Beta-2 transferrin testing on the CSF fluid is very specific for the injury. This protein is only found in CSF, but the test is not available in all centers. Testing the fluid for glucose is not specific and has a high false-positive rate. MRI of the skull base is not particularly helpful for CSF leaks. High-resolution CT is preferred.
Steroid nasal spray and antihistamines are not used in the management of CSF rhinorrhea.
A 32-year-old woman is evaluated for rhinoplasty. In the course of evaluation, the Cottle maneuver is performed. This test is most likely performed to evaluate which of the following?
A) Collapse of the external nostrils
B) Hypertrophy of the inferior turbinate
C) Patency of the internal nasal valves
D) Presence of septal perforation
E) Septal mucosal thickening
The correct response is Option C.
Nasal airway obstruction is a common symptom among patients presenting for rhinoplasty. Evaluation of the nasal airway should be performed in all patients presenting for rhinoplasty. The key structures that affect nasal airflow include the external and internal nasal valves, the inferior turbinates, and the nasal septum. The patient should be examined for collapse of the external nasal valves on deep inspiration, and a Cottle maneuver should be performed to evaluate patency of the internal nasal valves. Internal nasal examination is aided with the use of a nasal speculum. Oxymetazoline nasal spray facilitates mucosal constriction if mucosal edema is present. Narrowing or collapse of the internal valves with inspiration should be noted, along with inferior turbinate hypertrophy, which typically occurs on the side opposite septal deviation.
When a cephalic trim is performed during primary rhinoplasty, which of the following is the minimum width of caudal lower lateral cartilage that should be left behind?
A) 4 mm
B) 6 mm
C) 8 mm
D) 10 mm
E) 12 mm
The correct response is Option B.
The nasal tip represents a complex nasal tripod. The paired lower lateral cartilages work synergistically to provide the main structural support for the nasal tip. Tip refinement is of course common in rhinoplasty, and a cephalic trim of excess lower lateral cartilage is a classic maneuver utilized in primary rhinoplasty.
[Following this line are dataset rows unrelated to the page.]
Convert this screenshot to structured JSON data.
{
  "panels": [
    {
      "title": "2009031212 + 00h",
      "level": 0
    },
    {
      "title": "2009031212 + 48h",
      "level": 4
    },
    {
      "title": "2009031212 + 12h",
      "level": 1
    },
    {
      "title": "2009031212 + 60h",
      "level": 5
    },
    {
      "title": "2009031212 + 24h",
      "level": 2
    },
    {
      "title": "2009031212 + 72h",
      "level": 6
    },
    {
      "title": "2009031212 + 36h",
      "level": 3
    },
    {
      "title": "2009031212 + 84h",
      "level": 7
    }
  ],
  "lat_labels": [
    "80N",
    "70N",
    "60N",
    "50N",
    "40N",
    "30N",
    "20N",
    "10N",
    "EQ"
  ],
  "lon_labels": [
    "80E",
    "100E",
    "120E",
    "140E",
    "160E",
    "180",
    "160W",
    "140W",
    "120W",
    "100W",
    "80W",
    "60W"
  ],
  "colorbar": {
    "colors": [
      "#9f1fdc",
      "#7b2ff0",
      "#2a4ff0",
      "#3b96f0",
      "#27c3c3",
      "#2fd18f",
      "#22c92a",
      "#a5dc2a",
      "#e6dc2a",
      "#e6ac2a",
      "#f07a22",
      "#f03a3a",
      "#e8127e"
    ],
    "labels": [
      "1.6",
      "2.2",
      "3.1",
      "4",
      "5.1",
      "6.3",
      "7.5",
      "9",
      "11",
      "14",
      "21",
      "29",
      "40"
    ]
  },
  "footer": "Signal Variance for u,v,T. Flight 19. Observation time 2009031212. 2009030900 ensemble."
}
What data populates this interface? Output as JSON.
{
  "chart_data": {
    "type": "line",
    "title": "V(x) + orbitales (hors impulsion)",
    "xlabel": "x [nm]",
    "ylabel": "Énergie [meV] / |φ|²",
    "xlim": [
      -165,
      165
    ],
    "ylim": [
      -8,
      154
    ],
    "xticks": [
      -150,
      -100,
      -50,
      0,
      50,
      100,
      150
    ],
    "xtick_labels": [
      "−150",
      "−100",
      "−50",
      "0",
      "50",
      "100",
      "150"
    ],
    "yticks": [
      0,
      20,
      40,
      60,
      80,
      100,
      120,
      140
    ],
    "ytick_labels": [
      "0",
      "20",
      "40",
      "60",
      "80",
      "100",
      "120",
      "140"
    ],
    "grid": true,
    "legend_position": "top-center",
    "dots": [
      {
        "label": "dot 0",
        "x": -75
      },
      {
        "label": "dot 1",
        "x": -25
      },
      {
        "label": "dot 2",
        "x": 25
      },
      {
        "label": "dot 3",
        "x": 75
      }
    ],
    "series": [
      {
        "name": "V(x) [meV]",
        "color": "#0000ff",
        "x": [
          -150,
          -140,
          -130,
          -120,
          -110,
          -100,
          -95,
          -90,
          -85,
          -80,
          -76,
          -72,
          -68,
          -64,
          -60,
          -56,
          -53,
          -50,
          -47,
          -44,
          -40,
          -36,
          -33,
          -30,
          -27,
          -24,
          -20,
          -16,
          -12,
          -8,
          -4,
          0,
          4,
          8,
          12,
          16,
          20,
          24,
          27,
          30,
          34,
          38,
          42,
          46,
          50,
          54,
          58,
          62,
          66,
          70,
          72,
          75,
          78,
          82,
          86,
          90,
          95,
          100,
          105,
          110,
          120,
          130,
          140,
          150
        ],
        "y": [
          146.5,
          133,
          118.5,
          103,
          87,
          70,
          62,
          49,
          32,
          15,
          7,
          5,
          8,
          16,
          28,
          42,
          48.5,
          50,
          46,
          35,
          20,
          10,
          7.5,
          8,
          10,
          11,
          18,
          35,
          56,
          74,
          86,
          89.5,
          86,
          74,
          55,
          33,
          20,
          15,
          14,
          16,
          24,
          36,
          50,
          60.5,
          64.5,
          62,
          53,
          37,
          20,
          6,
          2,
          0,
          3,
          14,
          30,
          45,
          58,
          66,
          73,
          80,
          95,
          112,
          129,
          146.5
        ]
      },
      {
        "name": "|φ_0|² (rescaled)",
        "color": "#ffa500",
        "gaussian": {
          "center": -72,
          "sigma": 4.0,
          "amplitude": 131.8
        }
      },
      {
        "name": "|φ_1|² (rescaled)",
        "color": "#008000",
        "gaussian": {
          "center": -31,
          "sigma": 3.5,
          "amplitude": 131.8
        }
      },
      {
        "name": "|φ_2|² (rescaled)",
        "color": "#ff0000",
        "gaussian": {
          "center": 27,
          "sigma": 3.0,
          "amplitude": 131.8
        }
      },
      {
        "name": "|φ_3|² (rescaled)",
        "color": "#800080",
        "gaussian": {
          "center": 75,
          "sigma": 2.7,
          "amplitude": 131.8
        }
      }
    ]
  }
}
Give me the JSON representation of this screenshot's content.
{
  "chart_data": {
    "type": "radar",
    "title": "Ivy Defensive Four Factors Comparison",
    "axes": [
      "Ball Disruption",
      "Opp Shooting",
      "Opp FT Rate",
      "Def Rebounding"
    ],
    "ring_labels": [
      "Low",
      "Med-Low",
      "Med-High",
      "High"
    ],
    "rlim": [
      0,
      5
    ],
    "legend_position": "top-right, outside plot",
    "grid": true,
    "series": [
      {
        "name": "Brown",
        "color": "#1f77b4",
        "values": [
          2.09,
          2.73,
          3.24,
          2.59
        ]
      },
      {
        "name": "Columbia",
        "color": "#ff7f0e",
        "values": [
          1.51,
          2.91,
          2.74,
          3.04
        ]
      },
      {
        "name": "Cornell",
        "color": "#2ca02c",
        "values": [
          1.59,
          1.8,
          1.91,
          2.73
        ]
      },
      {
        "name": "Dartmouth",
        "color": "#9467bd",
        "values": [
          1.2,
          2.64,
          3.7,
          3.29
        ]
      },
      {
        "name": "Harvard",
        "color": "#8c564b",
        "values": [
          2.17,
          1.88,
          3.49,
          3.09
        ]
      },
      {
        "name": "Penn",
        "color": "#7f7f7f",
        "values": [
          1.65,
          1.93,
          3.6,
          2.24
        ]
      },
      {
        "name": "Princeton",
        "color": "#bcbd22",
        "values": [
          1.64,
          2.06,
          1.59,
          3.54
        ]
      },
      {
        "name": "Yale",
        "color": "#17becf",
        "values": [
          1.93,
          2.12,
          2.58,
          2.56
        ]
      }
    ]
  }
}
The cephalic trim acts to decrease vertical height of the lateral crura and to debulk to tip. It is crucial that enough cartilage be left behind when removing excess lower lateral cartilage from the cephalic portion. Classically, 6 mm (5 to 7 mm) of rim strip is the accepted standard of how much should be left behind at minimum to prevent stability compromise of the lower lateral cartilages. Resection in excess of this can weaken the lateral crus and cause retraction, notching, and/or external valve dysfunction.